Engineering professors said that about 50 sophomores, who have already done a year at Tulane but cannot finish by 2007, are in the worst spot. Tulane previously asked colleges that initially welcomed their students not to keep them permanently, so most students were not planning on transferring — or weren't given that option by other institutions. With classes beginning in January, it will now be difficult for those students to transfer this year, the professors said. "I got one really sad letter from the mother of a [sophomore]," Petry said. "He really wanted to come back to Tulane, and she wanted to know if there could be an individualized program." Petry noted that the student could switch his major, but "for a computer engineer to become a chemical engineer is a bit of stretch, to say the least," he said.

For Buckles, there's a grant to worry about. Buckles was going to use airborne laser data to process and study images of watersheds around New Orleans. The granting agency, which Buckles did not want named, approved the money before Katrina, and Buckles was simply waiting on the 2006 budget for the money to come through. "We would have a better idea of how water would behave given a disaster," he said, "which drainage inlet would accept which water."

Ever since Katrina, Tulane officials have been adamant that the university would embrace unique opportunities to study Katrina related topics as Tulane moved forward. In September, Richard Whiteside, Tulane's vice president for enrollment management and dean of admissions, said that "if you want to study hydrology, restorative work, social work, engineering, reestablishing public health and educational systems, there will by no place like New Orleans over the next decade."

In response to the recent moves, Buckles said that "Tulane is essentially moving out of the engineering discipline."

In September, Whiteside added that "there are few places in the world where someone can watch that as a laboratory unfolding before them."

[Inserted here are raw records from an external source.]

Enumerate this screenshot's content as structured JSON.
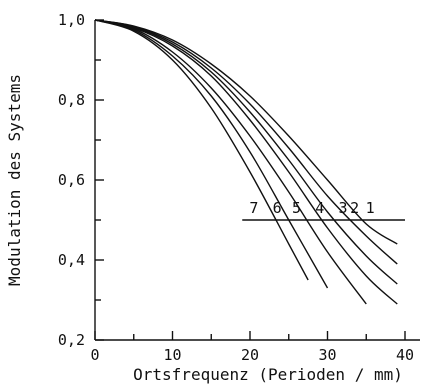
{
  "chart_data": {
    "type": "line",
    "xlabel": "Ortsfrequenz (Perioden / mm)",
    "ylabel": "Modulation des Systems",
    "xlim": [
      0,
      40
    ],
    "ylim": [
      0.2,
      1.0
    ],
    "xticks": [
      0,
      10,
      20,
      30,
      40
    ],
    "xtick_labels": [
      "0",
      "10",
      "20",
      "30",
      "40"
    ],
    "yticks": [
      0.2,
      0.4,
      0.6,
      0.8,
      1.0
    ],
    "ytick_labels": [
      "0,2",
      "0,4",
      "0,6",
      "0,8",
      "1,0"
    ],
    "grid": false,
    "reference_line": {
      "y": 0.5,
      "x_start": 19,
      "x_end": 40
    },
    "series": [
      {
        "name": "1",
        "label_x": 35.5,
        "x": [
          0,
          5,
          10,
          15,
          20,
          25,
          30,
          35,
          39
        ],
        "y": [
          1.0,
          0.985,
          0.95,
          0.89,
          0.81,
          0.71,
          0.6,
          0.49,
          0.44
        ]
      },
      {
        "name": "2",
        "label_x": 33.5,
        "x": [
          0,
          5,
          10,
          15,
          20,
          25,
          30,
          35,
          39
        ],
        "y": [
          1.0,
          0.984,
          0.945,
          0.88,
          0.79,
          0.68,
          0.56,
          0.46,
          0.39
        ]
      },
      {
        "name": "3",
        "label_x": 32,
        "x": [
          0,
          5,
          10,
          15,
          20,
          25,
          30,
          35,
          39
        ],
        "y": [
          1.0,
          0.982,
          0.94,
          0.87,
          0.77,
          0.65,
          0.52,
          0.41,
          0.34
        ]
      },
      {
        "name": "4",
        "label_x": 29,
        "x": [
          0,
          5,
          10,
          15,
          20,
          25,
          30,
          35,
          39
        ],
        "y": [
          1.0,
          0.98,
          0.935,
          0.86,
          0.75,
          0.62,
          0.48,
          0.36,
          0.29
        ]
      },
      {
        "name": "5",
        "label_x": 26,
        "x": [
          0,
          5,
          10,
          15,
          20,
          25,
          30,
          35
        ],
        "y": [
          1.0,
          0.978,
          0.92,
          0.83,
          0.71,
          0.57,
          0.42,
          0.29
        ]
      },
      {
        "name": "6",
        "label_x": 23.5,
        "x": [
          0,
          5,
          10,
          15,
          20,
          25,
          30
        ],
        "y": [
          1.0,
          0.975,
          0.91,
          0.81,
          0.67,
          0.5,
          0.33
        ]
      },
      {
        "name": "7",
        "label_x": 20.5,
        "x": [
          0,
          5,
          10,
          15,
          20,
          25,
          27.5
        ],
        "y": [
          1.0,
          0.972,
          0.9,
          0.78,
          0.62,
          0.44,
          0.35
        ]
      }
    ]
  }
}
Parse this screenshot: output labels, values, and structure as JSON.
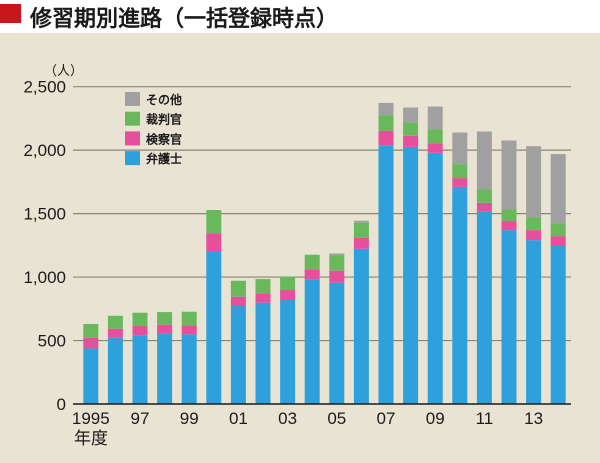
{
  "title": "修習期別進路（一括登録時点）",
  "chart_data": {
    "type": "bar",
    "stacked": true,
    "title": "修習期別進路（一括登録時点）",
    "ylabel": "（人）",
    "xlabel": "年度",
    "ylim": [
      0,
      2500
    ],
    "yticks": [
      0,
      500,
      1000,
      1500,
      2000,
      2500
    ],
    "ytick_labels": [
      "0",
      "500",
      "1,000",
      "1,500",
      "2,000",
      "2,500"
    ],
    "grid": true,
    "legend_position": "top-left",
    "categories": [
      "1995",
      "1996",
      "1997",
      "1998",
      "1999",
      "2000",
      "2001",
      "2002",
      "2003",
      "2004",
      "2005",
      "2006",
      "2007",
      "2008",
      "2009",
      "2010",
      "2011",
      "2012",
      "2013",
      "2014"
    ],
    "xtick_labels": [
      "1995",
      "",
      "97",
      "",
      "99",
      "",
      "01",
      "",
      "03",
      "",
      "05",
      "",
      "07",
      "",
      "09",
      "",
      "11",
      "",
      "13",
      ""
    ],
    "series": [
      {
        "name": "弁護士",
        "color": "#2ea1dc",
        "values": [
          438,
          522,
          541,
          554,
          549,
          1205,
          772,
          798,
          819,
          982,
          955,
          1223,
          2039,
          2026,
          1979,
          1711,
          1514,
          1370,
          1291,
          1245
        ]
      },
      {
        "name": "検察官",
        "color": "#e64f9c",
        "values": [
          84,
          71,
          73,
          71,
          70,
          141,
          73,
          74,
          79,
          79,
          95,
          87,
          113,
          87,
          74,
          69,
          71,
          71,
          79,
          78
        ]
      },
      {
        "name": "裁判官",
        "color": "#69b85b",
        "values": [
          108,
          102,
          105,
          99,
          108,
          182,
          126,
          112,
          105,
          115,
          123,
          118,
          124,
          107,
          110,
          110,
          105,
          92,
          100,
          100
        ]
      },
      {
        "name": "その他",
        "color": "#a0a0a0",
        "values": [
          0,
          0,
          0,
          0,
          0,
          0,
          0,
          0,
          0,
          0,
          13,
          16,
          96,
          116,
          181,
          249,
          457,
          543,
          561,
          546
        ]
      }
    ]
  }
}
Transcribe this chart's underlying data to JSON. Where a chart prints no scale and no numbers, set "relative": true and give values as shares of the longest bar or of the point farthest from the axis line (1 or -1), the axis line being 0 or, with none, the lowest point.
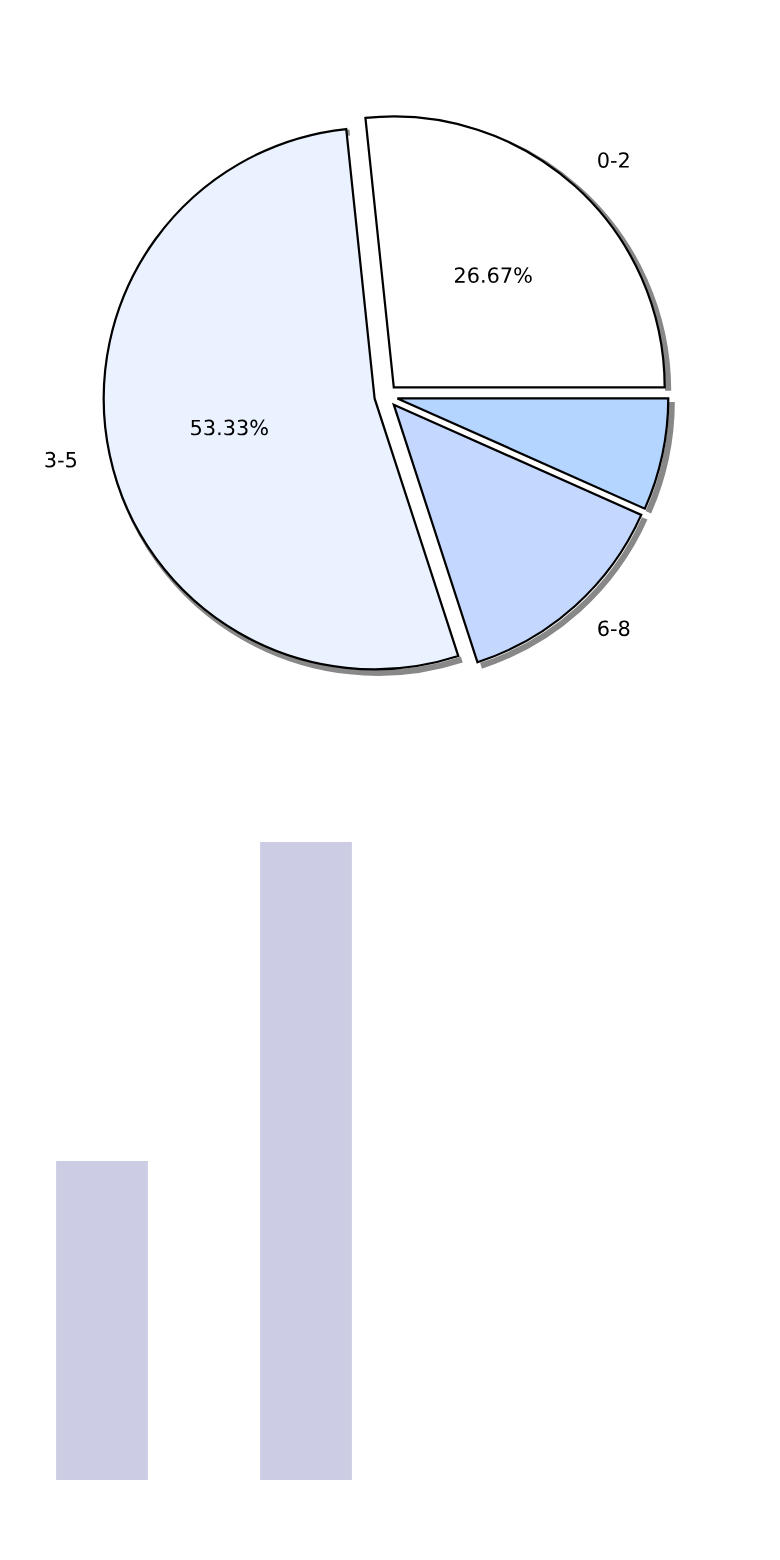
{
  "chart_data": [
    {
      "type": "pie",
      "categories": [
        "0-2",
        "3-5",
        "6-8",
        null
      ],
      "values": [
        26.67,
        53.33,
        13.33,
        6.67
      ],
      "colors": [
        "#ffffff",
        "#eaf1ff",
        "#c4d7ff",
        "#b3d5ff"
      ],
      "value_labels": [
        "26.67%",
        "53.33%",
        null,
        null
      ]
    },
    {
      "type": "bar",
      "relative": true,
      "categories": [
        null,
        null
      ],
      "values": [
        0.5,
        1
      ],
      "color": "#cccde4"
    }
  ]
}
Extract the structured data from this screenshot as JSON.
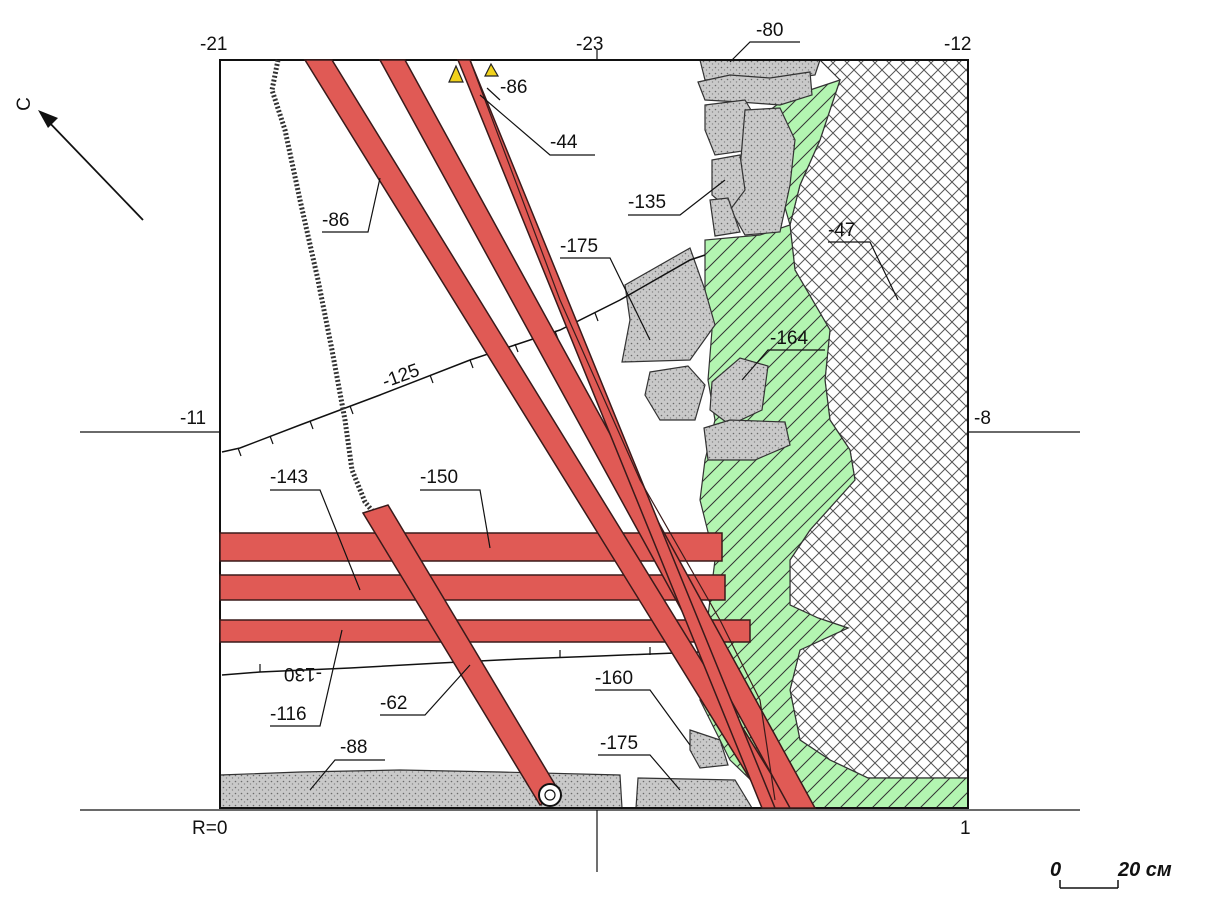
{
  "edge_labels": {
    "top_left": "-21",
    "top_mid": "-23",
    "top_right": "-12",
    "left_mid": "-11",
    "right_mid": "-8",
    "bottom_left": "R=0",
    "bottom_right": "1"
  },
  "north_label": "С",
  "scale_bar": {
    "start": "0",
    "end": "20 см"
  },
  "depth_labels": {
    "top_80": "-80",
    "top_86": "-86",
    "red_44": "-44",
    "stone_135": "-135",
    "red_86": "-86",
    "stone_175_top": "-175",
    "cross_47": "-47",
    "contour_125": "-125",
    "stone_164": "-164",
    "red_143": "-143",
    "red_150": "-150",
    "contour_130": "-130",
    "red_116": "-116",
    "red_62": "-62",
    "stone_160": "-160",
    "stone_175_bottom": "-175",
    "bottom_88": "-88"
  },
  "colors": {
    "red_fill": "#e05a55",
    "red_stroke": "#3a1a1a",
    "green_fill": "#b3f5b1",
    "stone_fill": "#c8c8c8",
    "crosshatch": "#555555",
    "marker": "#f1d21c"
  },
  "icons": {
    "marker": "warning-triangle-icon",
    "north": "north-arrow-icon",
    "well": "circle-marker-icon"
  }
}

That laboratory may no longer be available for Buckles, though, who said the grant's "termination date is later than my own termination date." He has been reaching out to his contacts at the granting agency, but said that since the hurricane, he has generally "been getting the cold shoulder." He was hoping that the grant monitors would sign the money over to Tulane, and then Buckles would be able to move the project to wherever he ends up. Buckles guessed that the grant monitors "were somewhat shaky about making an investment in Tulane," he said on Friday. He said the grant monitors would frequently tell him, "why don't you wait until things settle down?" Added Buckles, "perhaps their wariness was warranted, given the events of the last 24 hours."

Buckles said he did not imagine that he would find himself pushed out of Tulane, so he has not begun to make arrangements to ensure the granting agency that he can finish the project. "It would have been helpful if we were told what a precarious situation we were in."

Many professors are still fuzzy on some of the details, but it seems that the separate School of Engineering will not make it to next academic year, and all programs will move into the new School of Science and Engineering. Some professors were not clear how Tulane could even guarantee that engineering programs will continue through 2007 if teachers are free to walk away. "We're all a little confused about what courses we'll be teaching," Petry said.

Buckles has three graduate students in his lab, and has only now begun to think about placing them. He said that all three could potentially finish their degrees by the end of the next academic year. "I just want to be sure I have that much time," he said.

Copyright 2005, Inside Higher Ed


From: Inside Higher Ed, December 12, 2005 (http://insidehighered.com/news/2005/12/12/tulane).  Reprinted in accordance with the "fair use" provision of Title 17 U.S.C. § 107 for a non-profit educational purpose.  Hyperlinks present in the original are not preserved.